EDITORIAL: Does Taiwan need a new capital?

Recently there have been renewed calls for the national government, or at least some part of it, to be relocated out of Taipei. Eight Democratic Progressive Party (DPP) legislative nominees last month proposed moving the Legislative Yuan to Greater Taichung as part of their campaign platform for the elections in January. In the wake of Japan’s Fukushima Dai-ichi nuclear power plant disaster, there were demands that either the legislature or the entire government should be moved out of Taipei because of its proximity to Jinshan Nuclear Power Plant, in Shihmen District (石門), New Taipei City (新北市) and Guosheng Nuclear Power Plant, in Wanli (萬里), New Taipei City.
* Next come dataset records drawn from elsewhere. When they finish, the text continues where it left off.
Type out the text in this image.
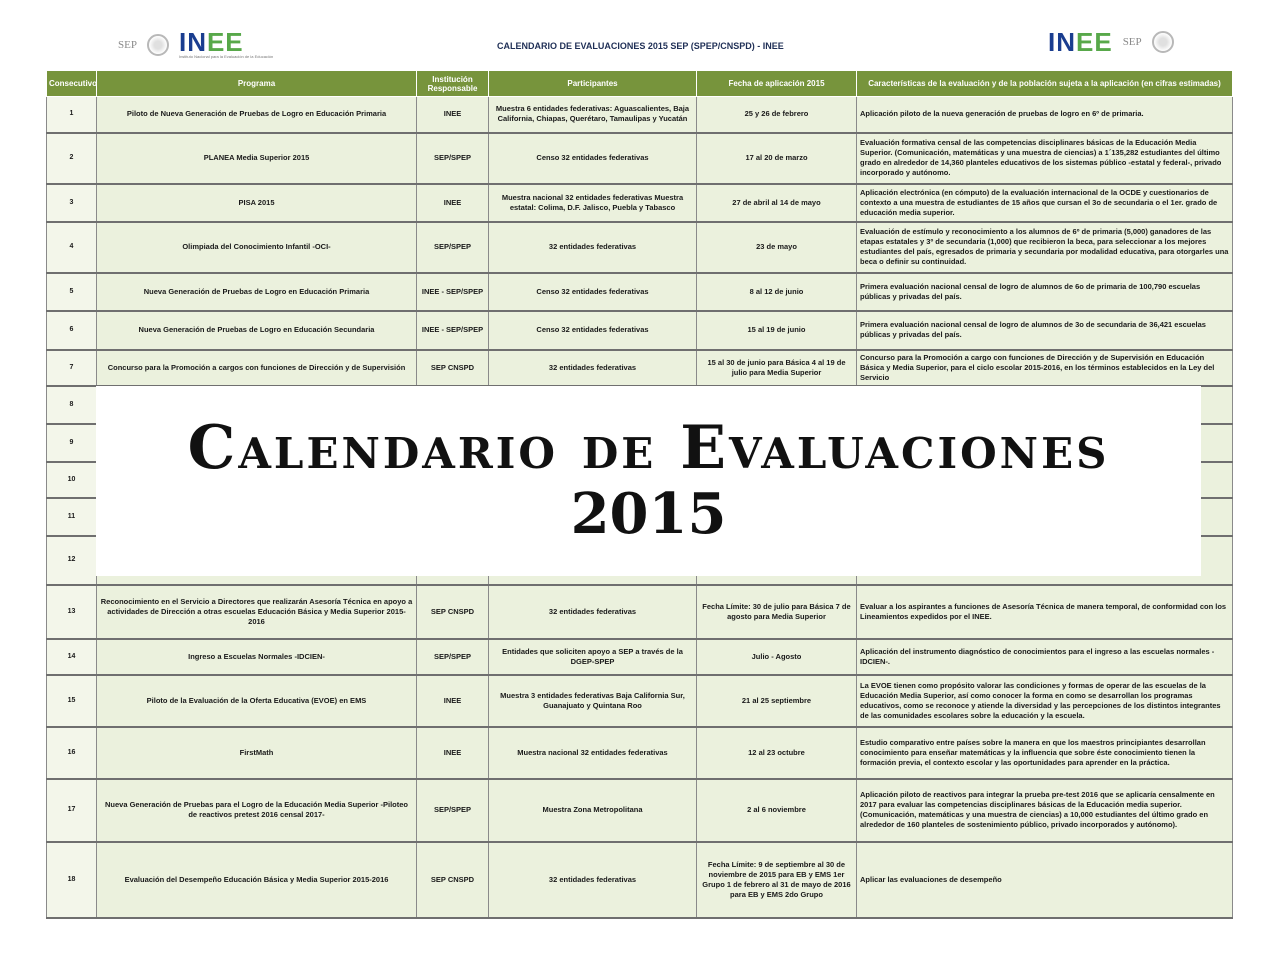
SEP INEE
Instituto Nacional para la Evaluación de la Educación
CALENDARIO DE EVALUACIONES 2015 SEP (SPEP/CNSPD) - INEE	INEE SEP
Consecutivo	Programa	Institución Responsable	Participantes	Fecha de aplicación 2015	Características de la evaluación y de la población sujeta a la aplicación (en cifras estimadas)
1	Piloto de Nueva Generación de Pruebas de Logro en Educación Primaria	INEE	Muestra 6 entidades federativas: Aguascalientes, Baja California, Chiapas, Querétaro, Tamaulipas y Yucatán	25 y 26 de febrero	Aplicación piloto de la nueva generación de pruebas de logro en 6º de primaria.
2	PLANEA Media Superior 2015	SEP/SPEP	Censo 32 entidades federativas	17 al 20 de marzo	Evaluación formativa censal de las competencias disciplinares básicas de la Educación Media Superior. (Comunicación, matemáticas y una muestra de ciencias) a 1´135,282 estudiantes del último grado en alrededor de 14,360 planteles educativos de los sistemas público -estatal y federal-, privado incorporado y autónomo.
3	PISA 2015	INEE	Muestra nacional 32 entidades federativas Muestra estatal: Colima, D.F. Jalisco, Puebla y Tabasco	27 de abril al 14 de mayo	Aplicación electrónica (en cómputo) de la evaluación internacional de la OCDE y cuestionarios de contexto a una muestra de estudiantes de 15 años que cursan el 3o de secundaria o el 1er. grado de educación media superior.
4	Olimpiada del Conocimiento Infantil -OCI-	SEP/SPEP	32 entidades federativas	23 de mayo	Evaluación de estímulo y reconocimiento a los alumnos de 6º de primaria (5,000) ganadores de las etapas estatales y 3º de secundaria (1,000) que recibieron la beca, para seleccionar a los mejores estudiantes del país, egresados de primaria y secundaria por modalidad educativa, para otorgarles una beca o definir su continuidad.
5	Nueva Generación de Pruebas de Logro en Educación Primaria	INEE - SEP/SPEP	Censo 32 entidades federativas	8 al 12 de junio	Primera evaluación nacional censal de logro de alumnos de 6o de primaria de 100,790 escuelas públicas y privadas del país.
6	Nueva Generación de Pruebas de Logro en Educación Secundaria	INEE - SEP/SPEP	Censo 32 entidades federativas	15 al 19 de junio	Primera evaluación nacional censal de logro de alumnos de 3o de secundaria de 36,421 escuelas públicas y privadas del país.
7	Concurso para la Promoción a cargos con funciones de Dirección y de Supervisión	SEP CNSPD	32 entidades federativas	15 al 30 de junio para Básica 4 al 19 de julio para Media Superior	Concurso para la Promoción a cargo con funciones de Dirección y de Supervisión en Educación Básica y Media Superior, para el ciclo escolar 2015-2016, en los términos establecidos en la Ley del Servicio
8					
9					
10					
11					
12					
13	Reconocimiento en el Servicio a Directores que realizarán Asesoría Técnica en apoyo a actividades de Dirección a otras escuelas Educación Básica y Media Superior 2015-2016	SEP CNSPD	32 entidades federativas	Fecha Límite: 30 de julio para Básica 7 de agosto para Media Superior	Evaluar a los aspirantes a funciones de Asesoría Técnica de manera temporal, de conformidad con los Lineamientos expedidos por el INEE.
14	Ingreso a Escuelas Normales -IDCIEN-	SEP/SPEP	Entidades que soliciten apoyo a SEP a través de la DGEP-SPEP	Julio - Agosto	Aplicación del instrumento diagnóstico de conocimientos para el ingreso a las escuelas normales -IDCIEN-.
15	Piloto de la Evaluación de la Oferta Educativa (EVOE) en EMS	INEE	Muestra 3 entidades federativas Baja California Sur, Guanajuato y Quintana Roo	21 al 25 septiembre	La EVOE tienen como propósito valorar las condiciones y formas de operar de las escuelas de la Educación Media Superior, así como conocer la forma en como se desarrollan los programas educativos, como se reconoce y atiende la diversidad y las percepciones de los distintos integrantes de las comunidades escolares sobre la educación y la escuela.
16	FirstMath	INEE	Muestra nacional 32 entidades federativas	12 al 23 octubre	Estudio comparativo entre países sobre la manera en que los maestros principiantes desarrollan conocimiento para enseñar matemáticas y la influencia que sobre éste conocimiento tienen la formación previa, el contexto escolar y las oportunidades para aprender en la práctica.
17	Nueva Generación de Pruebas para el Logro de la Educación Media Superior -Piloteo de reactivos pretest 2016 censal 2017-	SEP/SPEP	Muestra Zona Metropolitana	2 al 6 noviembre	Aplicación piloto de reactivos para integrar la prueba pre-test 2016 que se aplicaría censalmente en 2017 para evaluar las competencias disciplinares básicas de la Educación media superior. (Comunicación, matemáticas y una muestra de ciencias) a 10,000 estudiantes del último grado en alrededor de 160 planteles de sostenimiento público, privado incorporados y autónomo).
18	Evaluación del Desempeño Educación Básica y Media Superior 2015-2016	SEP CNSPD	32 entidades federativas	Fecha Límite: 9 de septiembre al 30 de noviembre de 2015 para EB y EMS 1er Grupo 1 de febrero al 31 de mayo de 2016 para EB y EMS 2do Grupo	Aplicar las evaluaciones de desempeño
Calendario de Evaluaciones
2015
This is not the first time the issue has been raised, but few of the suggestions have ever appeared to be more than half-baked or vote-getting devices.
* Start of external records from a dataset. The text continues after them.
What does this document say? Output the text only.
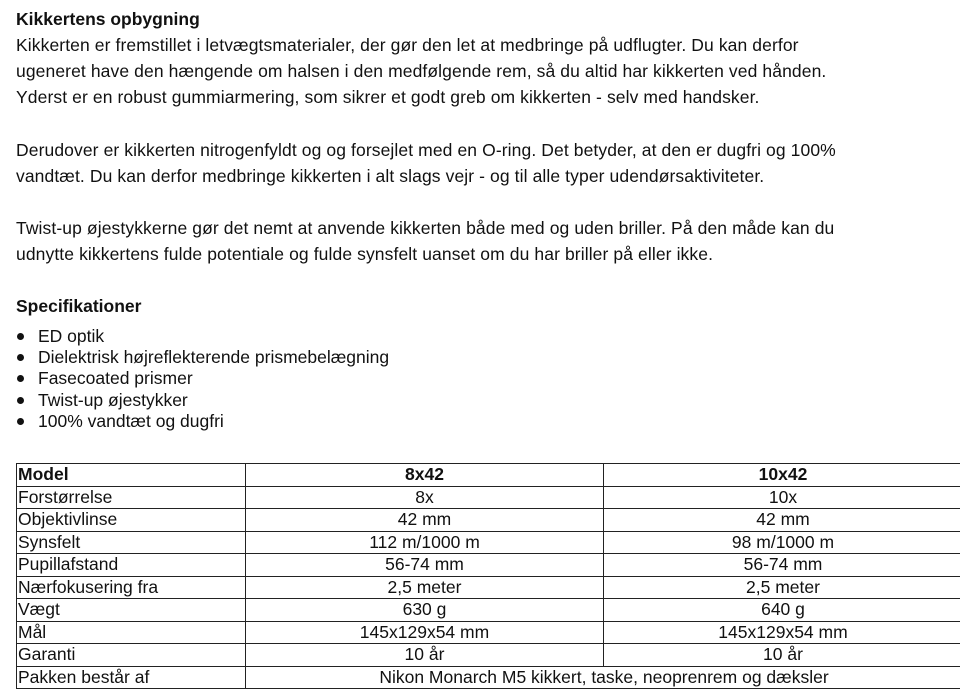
Kikkertens opbygning

Kikkerten er fremstillet i letvægtsmaterialer, der gør den let at medbringe på udflugter. Du kan derfor
ugeneret have den hængende om halsen i den medfølgende rem, så du altid har kikkerten ved hånden.
Yderst er en robust gummiarmering, som sikrer et godt greb om kikkerten - selv med handsker.

Derudover er kikkerten nitrogenfyldt og og forsejlet med en O-ring. Det betyder, at den er dugfri og 100%
vandtæt. Du kan derfor medbringe kikkerten i alt slags vejr - og til alle typer udendørsaktiviteter.

Twist-up øjestykkerne gør det nemt at anvende kikkerten både med og uden briller. På den måde kan du
udnytte kikkertens fulde potentiale og fulde synsfelt uanset om du har briller på eller ikke.

Specifikationer
ED optik
Dielektrisk højreflekterende prismebelægning
Fasecoated prismer
Twist-up øjestykker
100% vandtæt og dugfri
Model	8x42	10x42
Forstørrelse	8x	10x
Objektivlinse	42 mm	42 mm
Synsfelt	112 m/1000 m	98 m/1000 m
Pupillafstand	56-74 mm	56-74 mm
Nærfokusering fra	2,5 meter	2,5 meter
Vægt	630 g	640 g
Mål	145x129x54 mm	145x129x54 mm
Garanti	10 år	10 år
Pakken består af	Nikon Monarch M5 kikkert, taske, neoprenrem og dæksler	
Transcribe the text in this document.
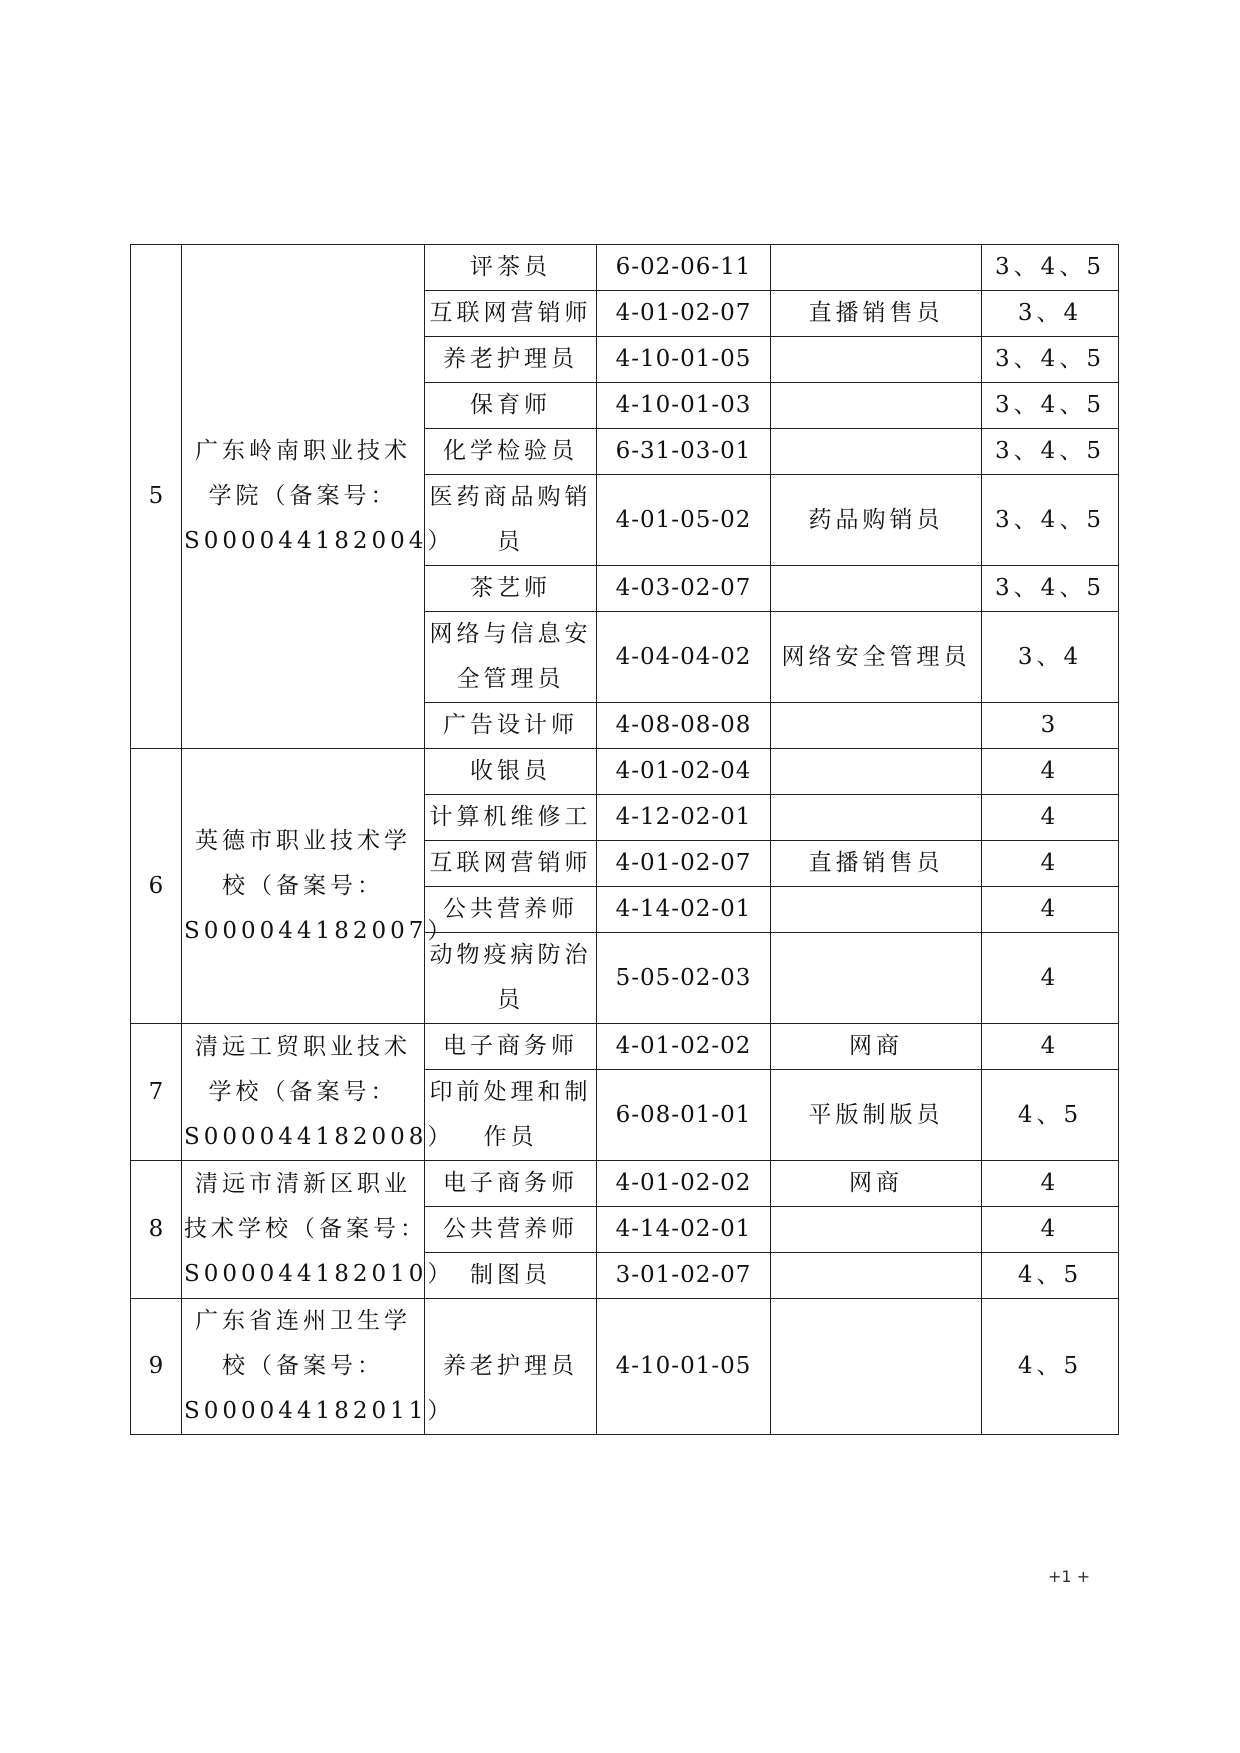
5	广东岭南职业技术
学院（备案号：
S000044182004）	评茶员	6-02-06-11		3、4、5
		互联网营销师	4-01-02-07	直播销售员	3、4
		养老护理员	4-10-01-05		3、4、5
		保育师	4-10-01-03		3、4、5
		化学检验员	6-31-03-01		3、4、5
		医药商品购销员	4-01-05-02	药品购销员	3、4、5
		茶艺师	4-03-02-07		3、4、5
		网络与信息安全管理员	4-04-04-02	网络安全管理员	3、4
		广告设计师	4-08-08-08		3
6	英德市职业技术学
校（备案号：
S000044182007）	收银员	4-01-02-04		4
		计算机维修工	4-12-02-01		4
		互联网营销师	4-01-02-07	直播销售员	4
		公共营养师	4-14-02-01		4
		动物疫病防治员	5-05-02-03		4
7	清远工贸职业技术
学校（备案号：
S000044182008）	电子商务师	4-01-02-02	网商	4
		印前处理和制作员	6-08-01-01	平版制版员	4、5
8	清远市清新区职业
技术学校（备案号：
S000044182010）	电子商务师	4-01-02-02	网商	4
		公共营养师	4-14-02-01		4
		制图员	3-01-02-07		4、5
9	广东省连州卫生学
校（备案号：
S000044182011）	养老护理员	4-10-01-05		4、5
+1 +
Former president Chen Shui-bian (陳水扁) moved the Fisheries Agency and the Sports Affairs Council to then-Kaohsiung City in 2007 (the council later moved back to Taipei). In October 2006, two DPP legislators and a Taiwan Solidarity Union lawmaker — supported by 66 of their colleagues, including two from the Chinese Nationalist Party (KMT) — proposed moving the capital to central or southern Taiwan. In August 2005, then-vice president Annette Lu (呂秀蓮) suggested moving the capital south or having a second capital in the south to reduce the nation’s economic development gap.

Most of the proponents of such administrative moves have cited the need for more balanced economic development. Many have listed examples of other nations that have moved or split their capitals, or are in the process of doing so. The problem is that such moves were rarely made to balance the development gap, Brazil and South Korea being two notable exceptions. In reality, the motivation was usually the need to find an “impartial” place to outweigh regional, ethnic or political rivalries.
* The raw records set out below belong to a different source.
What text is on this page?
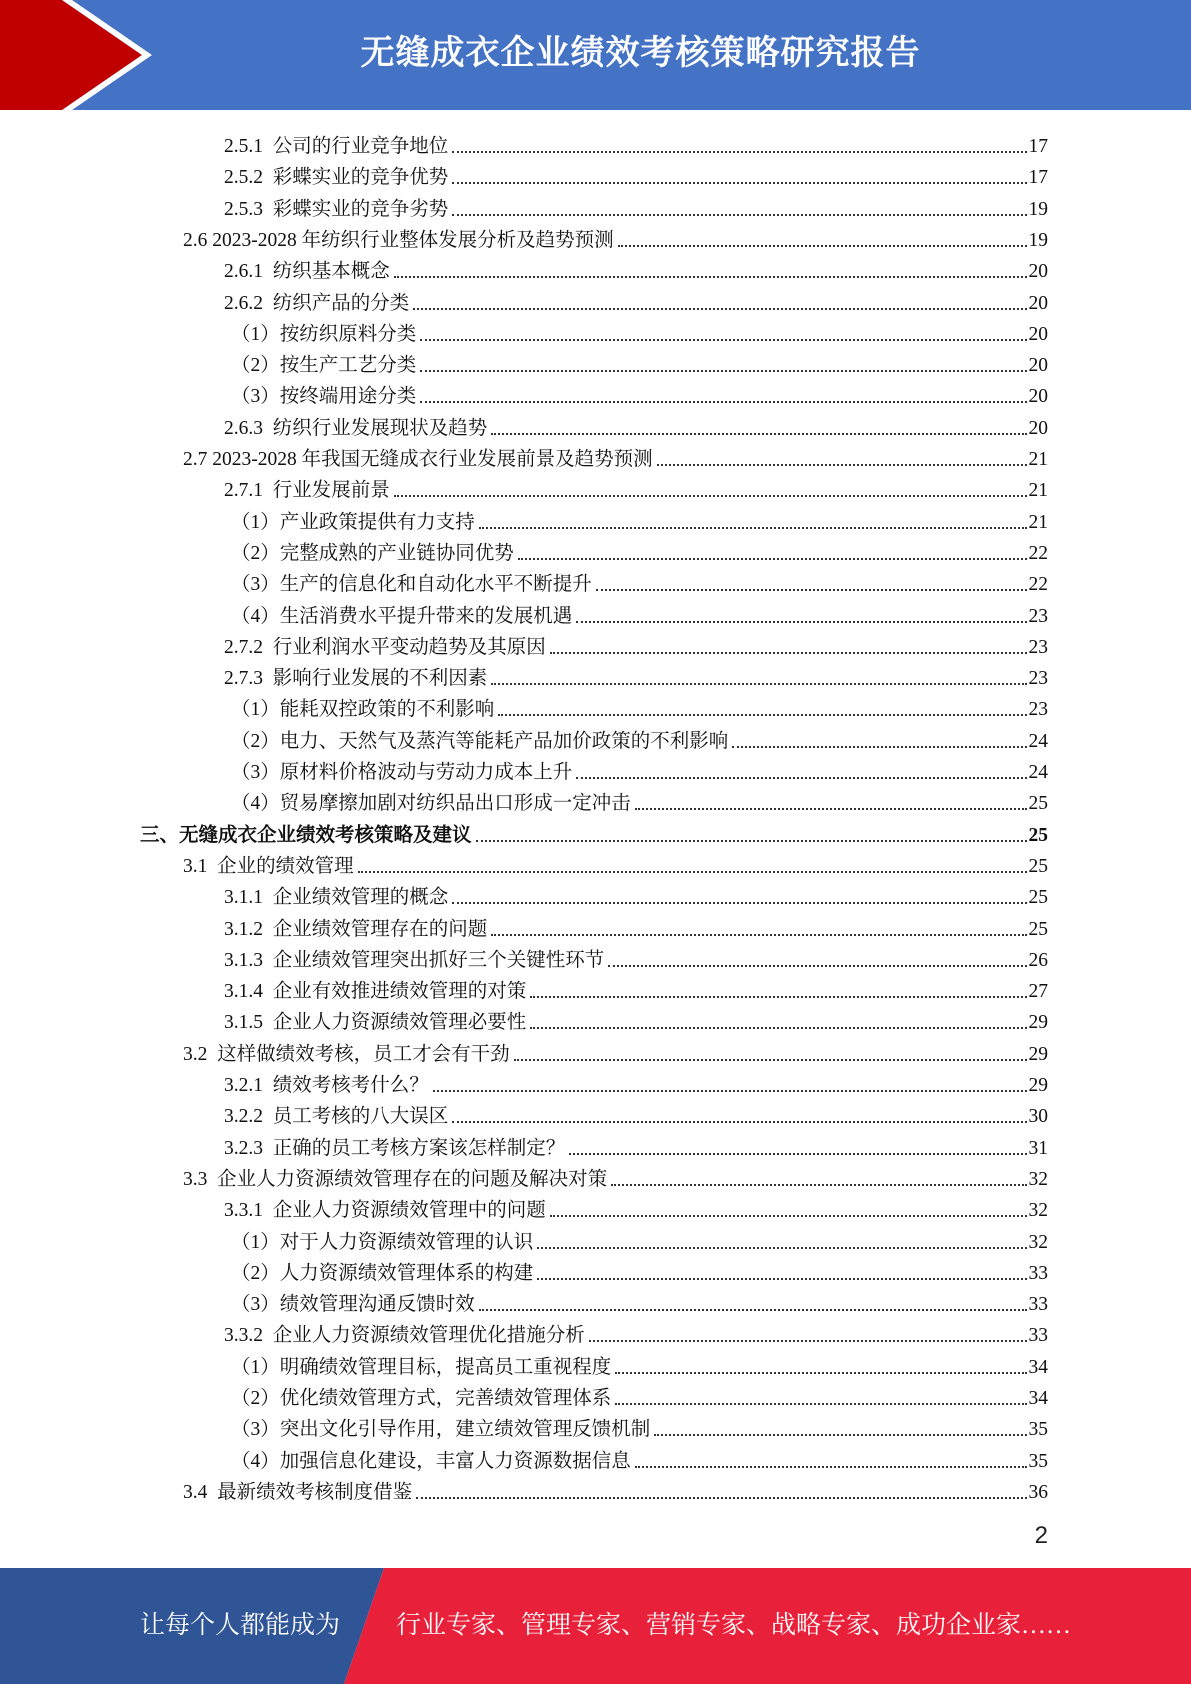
无缝成衣企业绩效考核策略研究报告
2.5.1  公司的行业竞争地位	17
2.5.2  彩蝶实业的竞争优势	17
2.5.3  彩蝶实业的竞争劣势	19
2.6 2023-2028 年纺织行业整体发展分析及趋势预测	19
2.6.1  纺织基本概念	20
2.6.2  纺织产品的分类	20
（1）按纺织原料分类	20
（2）按生产工艺分类	20
（3）按终端用途分类	20
2.6.3  纺织行业发展现状及趋势	20
2.7 2023-2028 年我国无缝成衣行业发展前景及趋势预测	21
2.7.1  行业发展前景	21
（1）产业政策提供有力支持	21
（2）完整成熟的产业链协同优势	22
（3）生产的信息化和自动化水平不断提升	22
（4）生活消费水平提升带来的发展机遇	23
2.7.2  行业利润水平变动趋势及其原因	23
2.7.3  影响行业发展的不利因素	23
（1）能耗双控政策的不利影响	23
（2）电力、天然气及蒸汽等能耗产品加价政策的不利影响	24
（3）原材料价格波动与劳动力成本上升	24
（4）贸易摩擦加剧对纺织品出口形成一定冲击	25
三、无缝成衣企业绩效考核策略及建议	25
3.1  企业的绩效管理	25
3.1.1  企业绩效管理的概念	25
3.1.2  企业绩效管理存在的问题	25
3.1.3  企业绩效管理突出抓好三个关键性环节	26
3.1.4  企业有效推进绩效管理的对策	27
3.1.5  企业人力资源绩效管理必要性	29
3.2  这样做绩效考核，员工才会有干劲	29
3.2.1  绩效考核考什么？	29
3.2.2  员工考核的八大误区	30
3.2.3  正确的员工考核方案该怎样制定？	31
3.3  企业人力资源绩效管理存在的问题及解决对策	32
3.3.1  企业人力资源绩效管理中的问题	32
（1）对于人力资源绩效管理的认识	32
（2）人力资源绩效管理体系的构建	33
（3）绩效管理沟通反馈时效	33
3.3.2  企业人力资源绩效管理优化措施分析	33
（1）明确绩效管理目标，提高员工重视程度	34
（2）优化绩效管理方式，完善绩效管理体系	34
（3）突出文化引导作用，建立绩效管理反馈机制	35
（4）加强信息化建设，丰富人力资源数据信息	35
3.4  最新绩效考核制度借鉴	36
2
让每个人都能成为 行业专家、管理专家、营销专家、战略专家、成功企业家……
Twelve countries have more than one “capital” — Benin, Bolivia, the Ivory Coast, Israel, Malaysia, Myanmar, the Netherlands, Nigeria, South Africa, Sri Lanka, Swaziland and Tanzania. In some, the administrative capital is in one city, the legislative and judicial in another (Bolivia) or the financial and cultural center differs from the seat of government (the Netherlands). Malaysia’s parliament is still in Kuala Lumpur, but the federal administration is in Putrajaya. South Africa has three capitals: the administration in Pretoria, the parliament in Cape Town and the judiciary in Bloemfontein.

Such divisions are largely due to a complex mixture of history and politics, or in the case of the Ivory Coast and Myanmar, the personal vanity of the rulers.

Proponents of a move complain about the Taipei-centric view of the central government: one that they feel would be altered if the capital were located elsewhere. However, these critics show their own bias, since the suggested sites for relocation are always in western Taiwan — either the Taichung or Kaohsiung areas. Few, if any, mention the east coast.

Moving the capital to Hualien or Taitung would certainly create a new mindset, if not help speed up the bureaucracy — after all, who wants to be stuck indoors when there are waves calling?

It’s not wrong to think about relocating some or all of the government — unless it is across the Taiwan Strait — but such a move requires careful planning, a lot of new infrastructure and a lot of money. It is not something that could happen in a few months or a year, or be done half-heartedly like Chen’s plan.